Victoria Mingote(University of Zaragoza), Antonio Miguel(ViVoLAB, Aragon Institute for Engineering Research (I3A), University of Zaragoza, Spain), Alfonso Ortega(University of Zaragoza) and Eduardo Lleida Solano(University of Zaragoza)
Abstract:
In this paper, we present a new approach for the enrollment process in a deep neural network (DNN) system which learns the speaker model by an optimization process. Most Speaker Verification (SV) systems extract representations for both the enrollment and test utterances called embeddings, and then, these systems usually apply a similarity metric or complex back-ends to carry out the verification process. Unlike previous works, we propose to take advantage of the knowledge acquired by a DNN to model the speakers from the training set since the last layer of the DNN can be seen as an embedding dictionary which represents train speakers. Thus, after the initial training phase, we introduce a new learnable vector for each enrollment speaker.
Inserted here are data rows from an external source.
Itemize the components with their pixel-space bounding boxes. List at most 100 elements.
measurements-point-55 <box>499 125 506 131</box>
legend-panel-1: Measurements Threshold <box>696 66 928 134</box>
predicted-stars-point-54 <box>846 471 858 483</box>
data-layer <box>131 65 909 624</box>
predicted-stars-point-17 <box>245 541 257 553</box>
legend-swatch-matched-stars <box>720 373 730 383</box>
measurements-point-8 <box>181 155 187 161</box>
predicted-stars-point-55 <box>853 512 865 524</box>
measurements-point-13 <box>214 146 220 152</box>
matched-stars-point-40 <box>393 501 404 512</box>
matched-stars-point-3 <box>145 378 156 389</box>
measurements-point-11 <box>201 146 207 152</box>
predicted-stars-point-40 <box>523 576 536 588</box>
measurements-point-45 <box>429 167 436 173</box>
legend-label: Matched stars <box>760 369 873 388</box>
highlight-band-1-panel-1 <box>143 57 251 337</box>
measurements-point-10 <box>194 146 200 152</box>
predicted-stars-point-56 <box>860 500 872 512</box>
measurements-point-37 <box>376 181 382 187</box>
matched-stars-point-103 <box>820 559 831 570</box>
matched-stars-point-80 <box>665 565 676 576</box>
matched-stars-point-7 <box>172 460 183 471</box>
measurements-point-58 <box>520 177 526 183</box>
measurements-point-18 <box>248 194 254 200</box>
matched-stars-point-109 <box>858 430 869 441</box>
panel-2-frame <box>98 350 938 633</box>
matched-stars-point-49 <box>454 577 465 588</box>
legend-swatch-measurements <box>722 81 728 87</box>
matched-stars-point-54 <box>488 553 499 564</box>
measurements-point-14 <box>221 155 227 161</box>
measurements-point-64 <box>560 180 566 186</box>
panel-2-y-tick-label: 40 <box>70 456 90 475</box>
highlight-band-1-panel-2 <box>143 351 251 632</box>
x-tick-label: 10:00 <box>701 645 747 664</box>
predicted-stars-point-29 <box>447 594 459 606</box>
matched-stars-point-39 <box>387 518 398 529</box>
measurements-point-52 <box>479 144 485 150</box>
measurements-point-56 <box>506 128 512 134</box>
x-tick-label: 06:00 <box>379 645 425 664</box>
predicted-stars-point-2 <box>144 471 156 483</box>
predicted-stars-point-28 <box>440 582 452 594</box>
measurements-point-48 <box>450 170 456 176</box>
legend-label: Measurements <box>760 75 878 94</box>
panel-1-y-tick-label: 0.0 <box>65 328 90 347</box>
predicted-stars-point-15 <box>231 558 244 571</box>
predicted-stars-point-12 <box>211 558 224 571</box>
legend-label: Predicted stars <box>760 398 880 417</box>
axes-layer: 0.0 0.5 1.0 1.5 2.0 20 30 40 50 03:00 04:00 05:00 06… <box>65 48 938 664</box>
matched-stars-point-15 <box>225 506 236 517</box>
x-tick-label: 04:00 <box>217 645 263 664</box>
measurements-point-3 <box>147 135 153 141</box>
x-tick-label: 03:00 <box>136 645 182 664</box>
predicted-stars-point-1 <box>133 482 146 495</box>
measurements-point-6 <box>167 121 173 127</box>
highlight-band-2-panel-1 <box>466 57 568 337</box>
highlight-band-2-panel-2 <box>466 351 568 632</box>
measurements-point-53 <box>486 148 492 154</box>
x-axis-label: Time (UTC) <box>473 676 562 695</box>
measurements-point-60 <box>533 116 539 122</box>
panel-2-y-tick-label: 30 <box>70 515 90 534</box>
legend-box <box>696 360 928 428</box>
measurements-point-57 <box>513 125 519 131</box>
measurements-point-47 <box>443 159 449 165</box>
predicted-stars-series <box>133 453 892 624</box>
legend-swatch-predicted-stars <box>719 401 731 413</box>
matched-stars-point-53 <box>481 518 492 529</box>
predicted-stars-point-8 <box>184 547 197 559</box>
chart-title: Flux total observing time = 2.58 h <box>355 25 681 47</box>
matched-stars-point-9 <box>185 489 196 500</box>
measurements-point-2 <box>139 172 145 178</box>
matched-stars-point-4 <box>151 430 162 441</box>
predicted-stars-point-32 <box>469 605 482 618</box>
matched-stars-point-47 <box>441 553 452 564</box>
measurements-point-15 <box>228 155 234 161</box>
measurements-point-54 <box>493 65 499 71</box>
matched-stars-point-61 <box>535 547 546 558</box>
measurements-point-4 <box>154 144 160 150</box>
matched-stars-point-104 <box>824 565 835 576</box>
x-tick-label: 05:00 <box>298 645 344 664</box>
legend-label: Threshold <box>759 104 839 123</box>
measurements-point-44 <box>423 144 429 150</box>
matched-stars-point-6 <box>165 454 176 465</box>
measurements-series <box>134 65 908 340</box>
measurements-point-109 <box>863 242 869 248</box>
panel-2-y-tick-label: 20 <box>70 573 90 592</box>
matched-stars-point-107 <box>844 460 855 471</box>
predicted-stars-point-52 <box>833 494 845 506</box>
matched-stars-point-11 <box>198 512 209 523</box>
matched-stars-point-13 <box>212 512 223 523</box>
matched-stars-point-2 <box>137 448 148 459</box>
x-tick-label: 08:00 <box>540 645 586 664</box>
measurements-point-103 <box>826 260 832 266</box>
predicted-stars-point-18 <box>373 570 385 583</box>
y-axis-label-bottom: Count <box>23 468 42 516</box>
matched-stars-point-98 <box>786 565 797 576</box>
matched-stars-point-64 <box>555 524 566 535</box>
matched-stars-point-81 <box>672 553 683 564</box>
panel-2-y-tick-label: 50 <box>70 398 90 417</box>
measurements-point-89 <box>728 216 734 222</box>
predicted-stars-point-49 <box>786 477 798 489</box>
Furthermore, to lead this training process, we employ a loss function more appropriate for verification, the approximated Detection Cost Function (aDCF) loss function. The new strategy to produce enrollment models for each target speaker was tested on the RSR-Part II database for text-dependent speaker verification, where the proposed approach outperforms the reference system based on directly averaging of the embeddings extracted from the enroll data using the network and the application of cosine similarity.